On the 8th December 2023 I wrote an Eco Comment about COP28 which was taking place in Dubai. I was unaware that a new film was being premiered there and that it’s first UK screening was happening at the Oxford Real Farming Conference on 4th January 2024. The film producer, Claire Mackenzie, said that the film allows us to “disseminate the important message … that we can produce food in harmony with nature through regenerative farming within an agroecological system. The film provides a voice for British farmers, food producers and campaigners and we hope to see food and agriculture higher on the agenda than in previous years.” (8point9.com December 01 2023)
This week, thanks to the efforts and determination of the Cathedral Office staff, we showed the film in the cathedral. The film tells the story of three young farmers practising regenerative agriculture and ‘standing up against the industrial system and transforming the way they produce food – to heal the soil, benefit our health and provide for local communities.’ (sixinchesofsoil.org)
It starts from the premise that ‘Six inches of Soil feeds 8 billion people.’ However Jeremy Purseglove in his book ‘Working with Nature’ tells us that ‘2.2 million tons of topsoil is lost from the land each year in the UK.’ Will this film shed any light on this startling statistic?
Over the next 96 minutes the film tells how the three farmers and growers are trying to combat the issues around soil health and the effects of climate change. All three are new to the industry. One, prior to COVID, was a successful sports photographer who found herself with no work so returned home to her 11th generation arable and sheep farm being run by her father. The second chooses to become a small scale vegetable farmer who has given herself a year with no salary to start this new venture and thirdly a relatively new farmer and his wife who rears pasture-fed beef cattle.
With a mix of animation, live footage of farmland and countryside, we are given a whistlestop history of how our lives have been lived alongside the land. From the early hunter gatherers and early settlements, through land ownership issues and the enclosure acts, through the industrial revolution to now and the barriers to new entrants to farming.
On the way we learn many facts …
Along the way we get a picture of the lives, trials, tribulations and joys of the three would be farmers/growers. There are snippets from interviews with, amongst others, Satish Kumar of the Schumacher College, Henry Dimbleby, co-founder of the Leon restaurant chain and Mike Berners-Lee, the author of How Bad are Bananas and There is no Planet B, all telling us why good quality soil is so important to the production – but ultimately the taste – of our food.
The film is a story of hard gruelling work, in all weathers, 365 days a year. It tells that so many farmers have a second job because they don’t earn enough to live. It tells us also that farmers and growers are resilient. They are not stuck in their ways. They are open to new ideas and try new crops along with the old ways that their forbears exemplified. The weather is a non-negotiable feature of their life. Climate change is affecting their crop yields. Kindness to the animals and the land pays off in better tasting products, but that you have to face reality if you farm livestock when you eventually take them to slaughter. (This was probably the most emotional moment in the film and most likely to convince anyone that they should cease to eat meat.)

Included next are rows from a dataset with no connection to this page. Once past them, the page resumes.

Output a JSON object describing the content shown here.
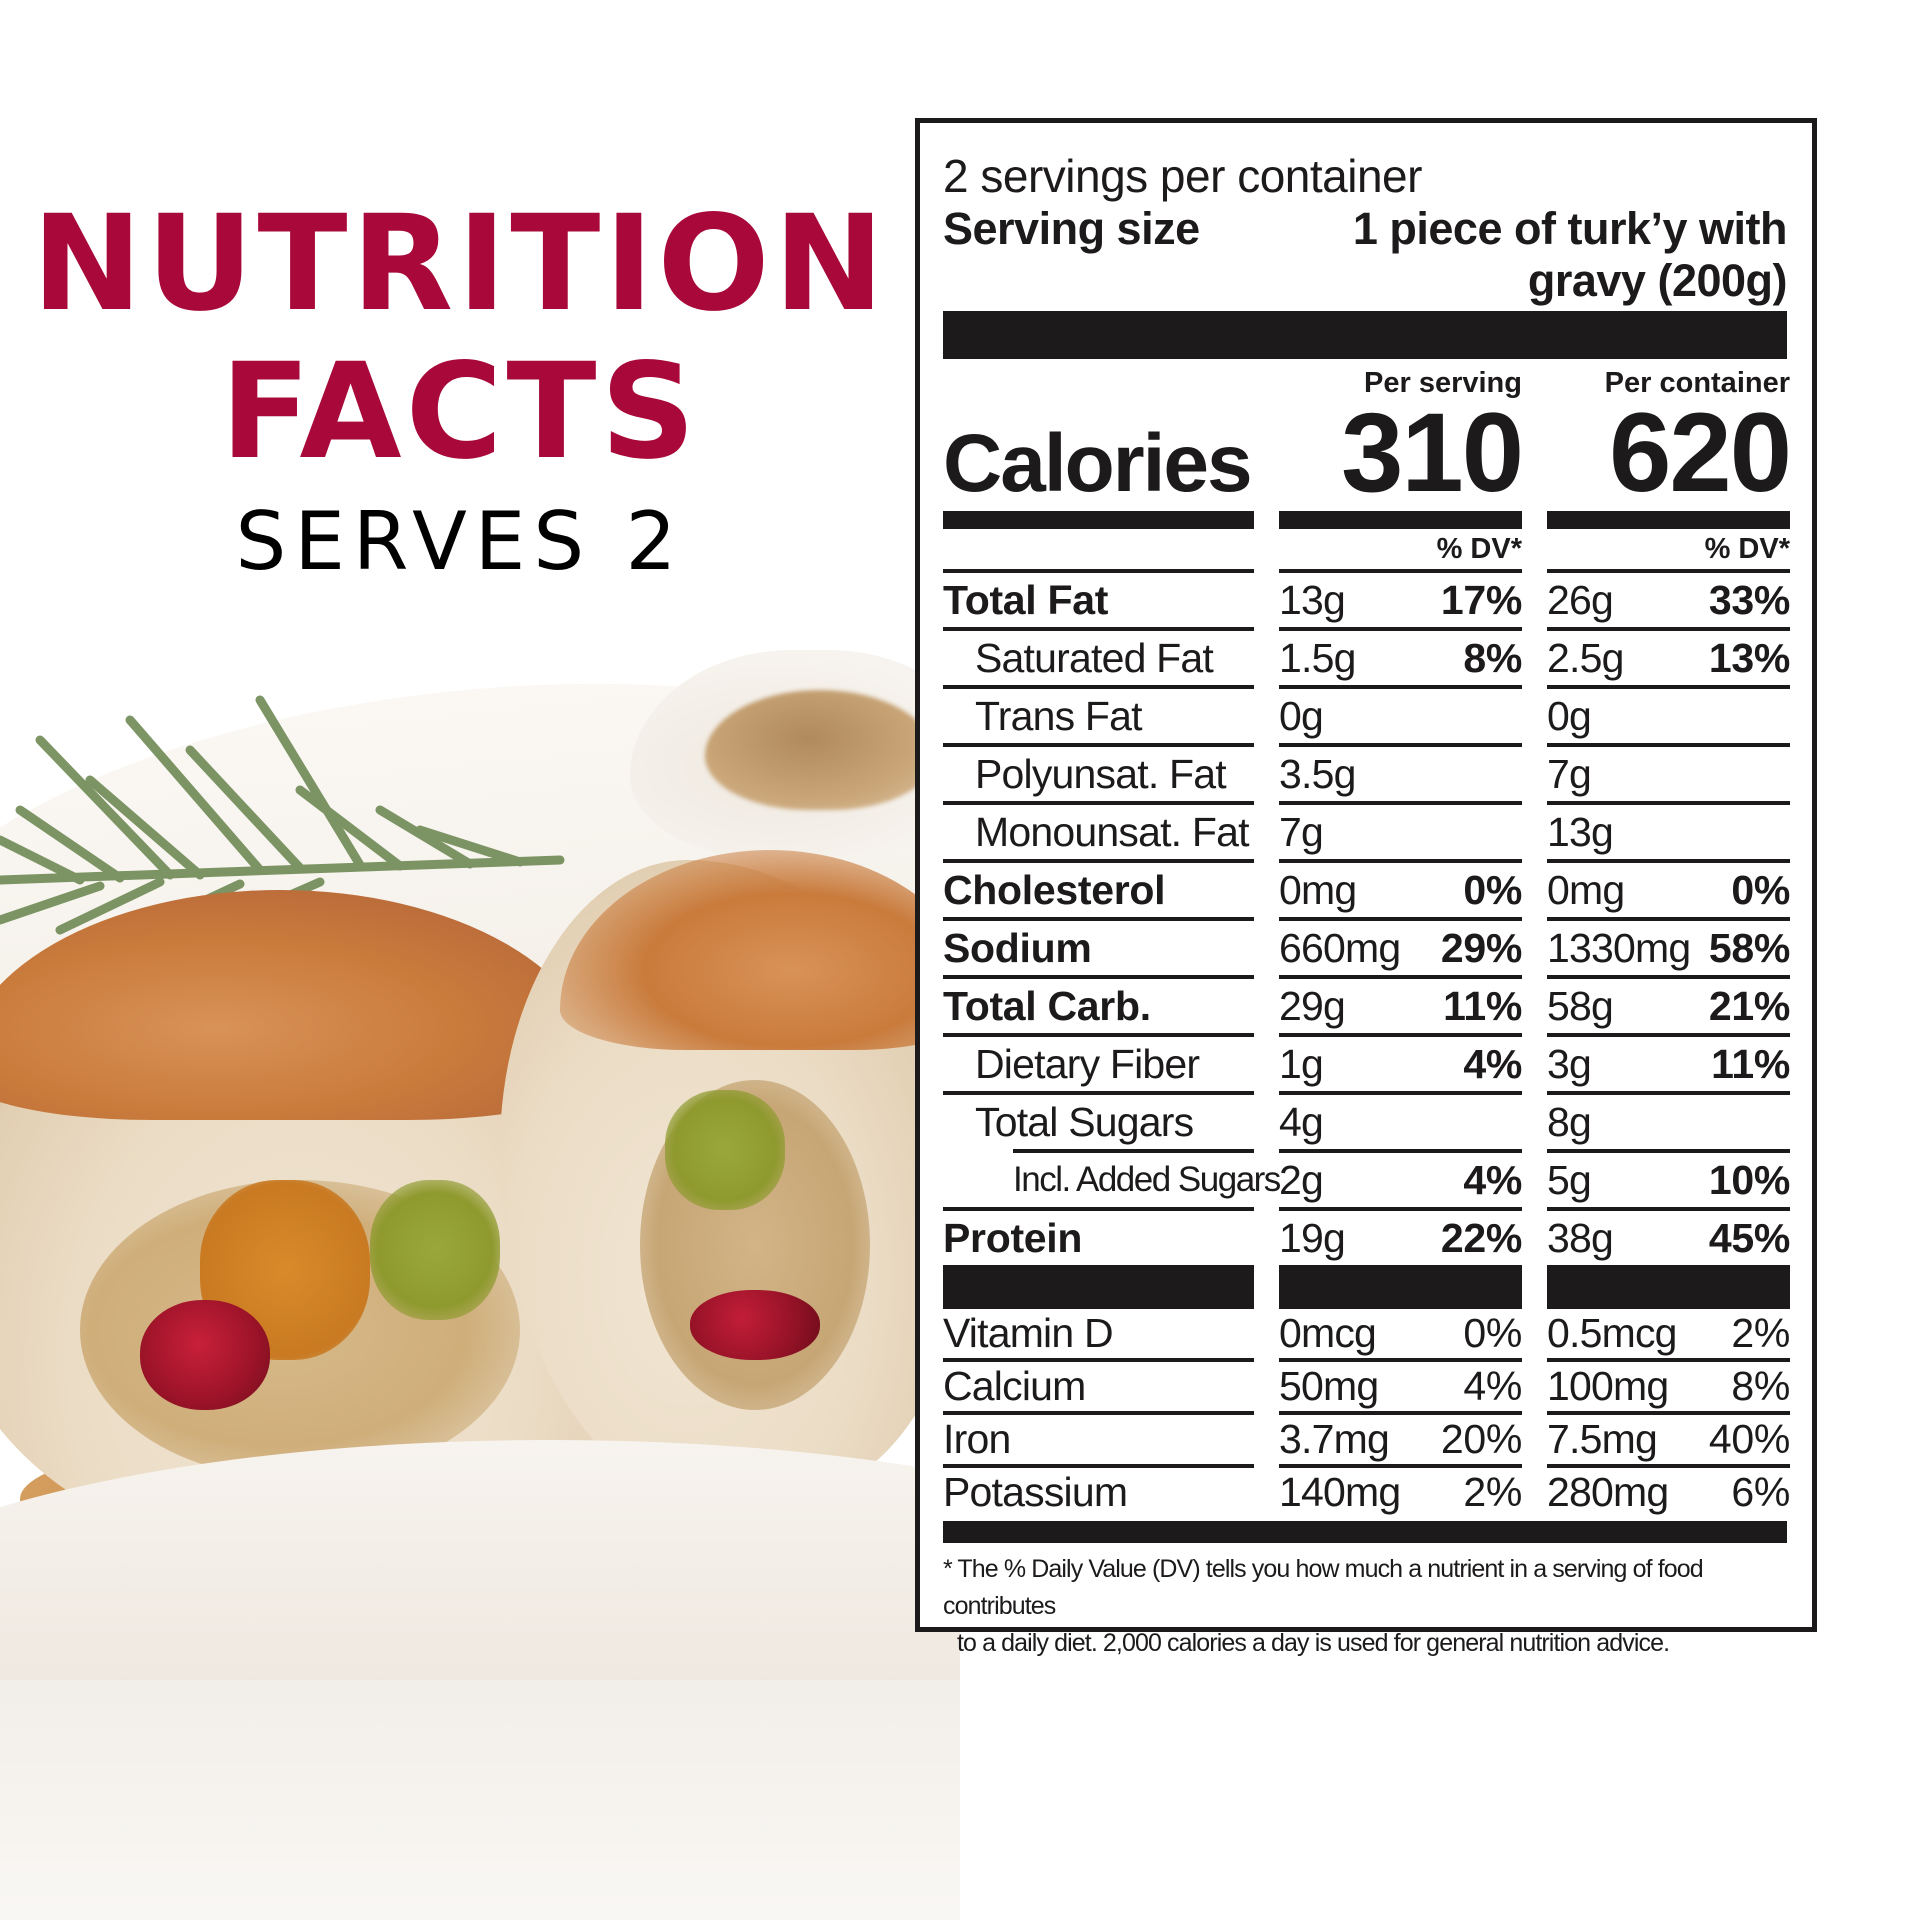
{
  "heading": {
    "title_line1": "NUTRITION",
    "title_line2": "FACTS",
    "subtitle": "SERVES 2",
    "accent_color": "#A8093A"
  },
  "photo": {
    "description": "Stuffed turk'y roast slices with rosemary sprig, gravy boat and gravy on white plate"
  },
  "label": {
    "servings_per_container": "2 servings per container",
    "serving_size_label": "Serving size",
    "serving_size_value_line1": "1 piece of turk’y with",
    "serving_size_value_line2": "gravy (200g)",
    "column_headers": {
      "per_serving": "Per serving",
      "per_container": "Per container"
    },
    "calories_label": "Calories",
    "calories": {
      "per_serving": "310",
      "per_container": "620"
    },
    "dv_header": "% DV*",
    "nutrients": [
      {
        "name": "Total Fat",
        "style": "bold",
        "serving_amount": "13g",
        "serving_dv": "17%",
        "container_amount": "26g",
        "container_dv": "33%"
      },
      {
        "name": "Saturated Fat",
        "style": "indent",
        "serving_amount": "1.5g",
        "serving_dv": "8%",
        "container_amount": "2.5g",
        "container_dv": "13%"
      },
      {
        "name": "Trans Fat",
        "style": "indent",
        "serving_amount": "0g",
        "serving_dv": "",
        "container_amount": "0g",
        "container_dv": ""
      },
      {
        "name": "Polyunsat. Fat",
        "style": "indent",
        "serving_amount": "3.5g",
        "serving_dv": "",
        "container_amount": "7g",
        "container_dv": ""
      },
      {
        "name": "Monounsat. Fat",
        "style": "indent",
        "serving_amount": "7g",
        "serving_dv": "",
        "container_amount": "13g",
        "container_dv": ""
      },
      {
        "name": "Cholesterol",
        "style": "bold",
        "serving_amount": "0mg",
        "serving_dv": "0%",
        "container_amount": "0mg",
        "container_dv": "0%"
      },
      {
        "name": "Sodium",
        "style": "bold",
        "serving_amount": "660mg",
        "serving_dv": "29%",
        "container_amount": "1330mg",
        "container_dv": "58%"
      },
      {
        "name": "Total Carb.",
        "style": "bold",
        "serving_amount": "29g",
        "serving_dv": "11%",
        "container_amount": "58g",
        "container_dv": "21%"
      },
      {
        "name": "Dietary Fiber",
        "style": "indent",
        "serving_amount": "1g",
        "serving_dv": "4%",
        "container_amount": "3g",
        "container_dv": "11%"
      },
      {
        "name": "Total Sugars",
        "style": "indent",
        "serving_amount": "4g",
        "serving_dv": "",
        "container_amount": "8g",
        "container_dv": ""
      },
      {
        "name": "Incl. Added Sugars",
        "style": "indent2",
        "serving_amount": "2g",
        "serving_dv": "4%",
        "container_amount": "5g",
        "container_dv": "10%"
      },
      {
        "name": "Protein",
        "style": "bold",
        "serving_amount": "19g",
        "serving_dv": "22%",
        "container_amount": "38g",
        "container_dv": "45%"
      }
    ],
    "vitamins": [
      {
        "name": "Vitamin D",
        "serving_amount": "0mcg",
        "serving_dv": "0%",
        "container_amount": "0.5mcg",
        "container_dv": "2%"
      },
      {
        "name": "Calcium",
        "serving_amount": "50mg",
        "serving_dv": "4%",
        "container_amount": "100mg",
        "container_dv": "8%"
      },
      {
        "name": "Iron",
        "serving_amount": "3.7mg",
        "serving_dv": "20%",
        "container_amount": "7.5mg",
        "container_dv": "40%"
      },
      {
        "name": "Potassium",
        "serving_amount": "140mg",
        "serving_dv": "2%",
        "container_amount": "280mg",
        "container_dv": "6%"
      }
    ],
    "footnote_line1": "* The % Daily Value (DV) tells you how much a nutrient in a serving of food contributes",
    "footnote_line2": "to a daily diet. 2,000 calories a day is used for general nutrition advice."
  }
}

The film closes on a very positive note. All three young people are on the road to success thanks to the partnerships and financial support they have found along the way. A real feel-good ending.
We in the cathedral were fortunate in that we had an invited local farmer. In the course of a Q&A Farmer Robert Copley, whilst not exactly bursting our bubble, pointed out that ‘farming regeneratively’ has been around for a good few years and that we ‘the general public’ can’t in the nicest possible way blame the farmers and/or the supermarkets for all of our food woes. We must, as a nation, recognise that good food costs money and that we in the UK tend to only spend 10% of our income on food whilst other countries spend around 20%. Many people think nothing of spending £7 on a coffee and a cake but demur paying £6 for really good quality sausages from readily-identified local meat producers. If we want to have good food, we should vote with our feet and shop for local products where we can see exactly what ingredients are in the product and where it has come from. We are fortunate in that Yorkshire has some amazing food products there for the asking.

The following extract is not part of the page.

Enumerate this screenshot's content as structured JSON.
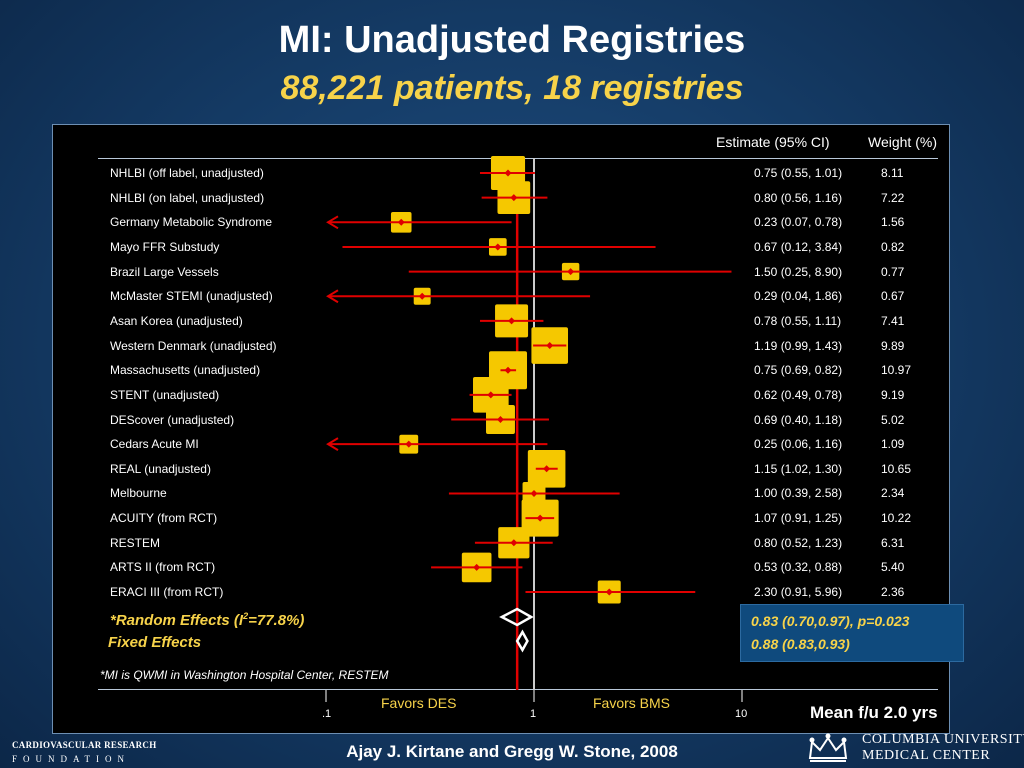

Katy Merrington, the gardener responsible for the Hepworth Gallery Garden, had also been invited to attend and gave her response to the film by agreeing that no matter what you’re growing you have to nurture it. Good soil is vital to good growth. Most of us have a garden of some description and that nature will only do so much – the rest is up to us.
Sue Morgan
Eco Group
Wakefield Cathedral’s Eco Group brings together members of the congregation, volunteers and staff to work towards making the cathedral a greener place to work and worship.
The Eco Group achieves its goals through a variety of activities, including partnerships with local community groups.